Mercoledì 24 Aprile 2024

Benedetta vecchiaia, l’esempio di Papa Francesco

Roberto

Pazzi

In realtà noi non la vita abbiamo prolungato quanto la vecchiaia, in questa nostra epoca protesa a sfidare i limiti della Natura, arresa ai miti di Faust e a quelli di Narciso. Per questa ragione un prelato assai vicino al Papa come monsignor Paglia, Presidente della pontificia accademia per la vita, ha definito in un suo coraggioso libro la vecchiaia "l’età da inventare".

E Papa Francesco non finisce di rompere i tabù dell’imperante narcisismo che non ama si esibiscano le offese e le ombre della carne, ma soltanto i fulgori della giovinezza, il fascino della bellezza, l’appeal della prestanza, la fama dei primati sportivi che elevano a eroi i campioni di un’effimera stagione.
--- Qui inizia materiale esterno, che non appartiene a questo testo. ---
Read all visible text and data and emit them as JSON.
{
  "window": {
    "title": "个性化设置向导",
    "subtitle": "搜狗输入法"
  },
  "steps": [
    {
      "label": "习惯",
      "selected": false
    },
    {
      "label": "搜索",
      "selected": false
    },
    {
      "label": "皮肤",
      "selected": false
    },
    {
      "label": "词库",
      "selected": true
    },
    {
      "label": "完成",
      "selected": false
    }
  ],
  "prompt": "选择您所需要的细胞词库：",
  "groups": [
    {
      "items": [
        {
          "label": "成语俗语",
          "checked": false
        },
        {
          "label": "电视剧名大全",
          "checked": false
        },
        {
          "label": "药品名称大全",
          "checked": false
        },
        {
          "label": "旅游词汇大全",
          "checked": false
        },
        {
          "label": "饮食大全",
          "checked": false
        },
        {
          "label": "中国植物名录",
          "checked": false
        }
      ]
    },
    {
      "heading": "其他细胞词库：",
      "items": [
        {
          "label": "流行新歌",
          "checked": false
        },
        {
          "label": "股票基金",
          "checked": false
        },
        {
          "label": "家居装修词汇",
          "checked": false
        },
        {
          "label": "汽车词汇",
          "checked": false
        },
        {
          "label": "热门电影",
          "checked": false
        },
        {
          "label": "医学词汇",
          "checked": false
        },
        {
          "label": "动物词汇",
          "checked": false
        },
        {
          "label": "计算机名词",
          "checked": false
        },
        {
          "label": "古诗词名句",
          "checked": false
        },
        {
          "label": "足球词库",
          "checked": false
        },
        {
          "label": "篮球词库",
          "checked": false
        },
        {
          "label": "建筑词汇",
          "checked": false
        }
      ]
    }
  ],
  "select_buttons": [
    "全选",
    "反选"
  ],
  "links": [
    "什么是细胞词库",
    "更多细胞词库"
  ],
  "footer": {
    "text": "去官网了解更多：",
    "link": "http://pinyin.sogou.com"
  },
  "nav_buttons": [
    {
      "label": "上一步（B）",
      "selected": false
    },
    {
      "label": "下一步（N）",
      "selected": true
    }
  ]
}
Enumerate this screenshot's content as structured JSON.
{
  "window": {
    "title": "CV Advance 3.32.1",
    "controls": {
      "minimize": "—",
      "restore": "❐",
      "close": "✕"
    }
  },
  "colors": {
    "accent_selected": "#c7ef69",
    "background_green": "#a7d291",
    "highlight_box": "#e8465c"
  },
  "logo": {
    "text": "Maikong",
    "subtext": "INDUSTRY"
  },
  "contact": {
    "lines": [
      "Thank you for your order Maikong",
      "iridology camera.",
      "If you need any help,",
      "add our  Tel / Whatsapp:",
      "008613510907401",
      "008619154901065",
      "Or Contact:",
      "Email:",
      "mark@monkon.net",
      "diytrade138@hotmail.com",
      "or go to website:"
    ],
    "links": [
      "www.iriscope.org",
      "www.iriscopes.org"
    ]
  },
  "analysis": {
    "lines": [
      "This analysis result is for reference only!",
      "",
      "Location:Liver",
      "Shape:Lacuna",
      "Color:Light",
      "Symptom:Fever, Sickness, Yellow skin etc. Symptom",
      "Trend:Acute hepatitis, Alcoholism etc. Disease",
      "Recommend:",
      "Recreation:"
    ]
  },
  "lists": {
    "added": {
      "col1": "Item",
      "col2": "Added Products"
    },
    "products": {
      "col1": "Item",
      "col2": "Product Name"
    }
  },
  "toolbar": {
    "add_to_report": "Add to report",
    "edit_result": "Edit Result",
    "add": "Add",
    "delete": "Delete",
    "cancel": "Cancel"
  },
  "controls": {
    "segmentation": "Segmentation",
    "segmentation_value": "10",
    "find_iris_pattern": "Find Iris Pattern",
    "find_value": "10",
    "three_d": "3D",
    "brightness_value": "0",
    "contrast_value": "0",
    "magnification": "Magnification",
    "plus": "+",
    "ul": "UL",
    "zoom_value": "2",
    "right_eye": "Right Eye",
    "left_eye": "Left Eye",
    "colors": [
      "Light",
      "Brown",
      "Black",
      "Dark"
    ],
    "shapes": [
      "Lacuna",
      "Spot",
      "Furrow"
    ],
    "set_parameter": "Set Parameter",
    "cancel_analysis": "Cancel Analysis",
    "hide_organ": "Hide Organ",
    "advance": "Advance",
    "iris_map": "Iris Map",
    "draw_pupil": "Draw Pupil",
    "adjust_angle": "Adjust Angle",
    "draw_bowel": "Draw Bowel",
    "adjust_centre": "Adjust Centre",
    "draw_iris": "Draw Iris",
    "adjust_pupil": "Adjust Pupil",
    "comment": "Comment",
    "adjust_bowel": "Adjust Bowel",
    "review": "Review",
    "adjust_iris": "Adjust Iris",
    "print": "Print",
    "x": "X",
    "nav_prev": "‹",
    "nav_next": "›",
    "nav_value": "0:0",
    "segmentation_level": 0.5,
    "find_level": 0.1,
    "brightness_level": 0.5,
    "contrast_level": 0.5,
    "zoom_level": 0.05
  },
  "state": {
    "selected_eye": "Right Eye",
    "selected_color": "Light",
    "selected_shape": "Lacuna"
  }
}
Destinati a scendere poi negli archivi della memoria, come le figurine dei calciatori della mia infanzia.

Ed ecco una volta di più Papa Francesco ricordarci che il primato vero, l’unico davvero inossidabile, capace di sfidare il tempo e nel tempo affinarsi, invece di scemare, è quello della testa, dell’intelligenza, della sapienza che anche in carrozzella continua a guidare la vita. Forse anche liberate dagli appetiti della giovinezza. Non è necessario ricordare gli elogi della vecchiaia di Cicerone e di Seneca, né come Platone affidasse solo agli anziani il governo nella sua Repubblica per dare ragione al pontefice più amato, nonostante una certa resistenza conservatrice. Basterebbe ricordare i versi di Felicità scritti da Umberto Saba in età avanzata come quella di Bergoglio in carrozzella.

Il poeta contemporaneo confronta certe malinconie della giovinezza, ancora priva di sapore e di consapevolezza, con la vecchiaia e i suoi prodigi: “La giovinezza cupida di pesi porge spontanea al carico le spalle. Non regge. Piange di malinconia. Vagabondaggio, evasione, poesia, cari prodigi sul tardi! Sul tardi l’aria si affina ed i passi si fanno leggeri. Oggi è il meglio di ieri, se non è ancora la felicità”.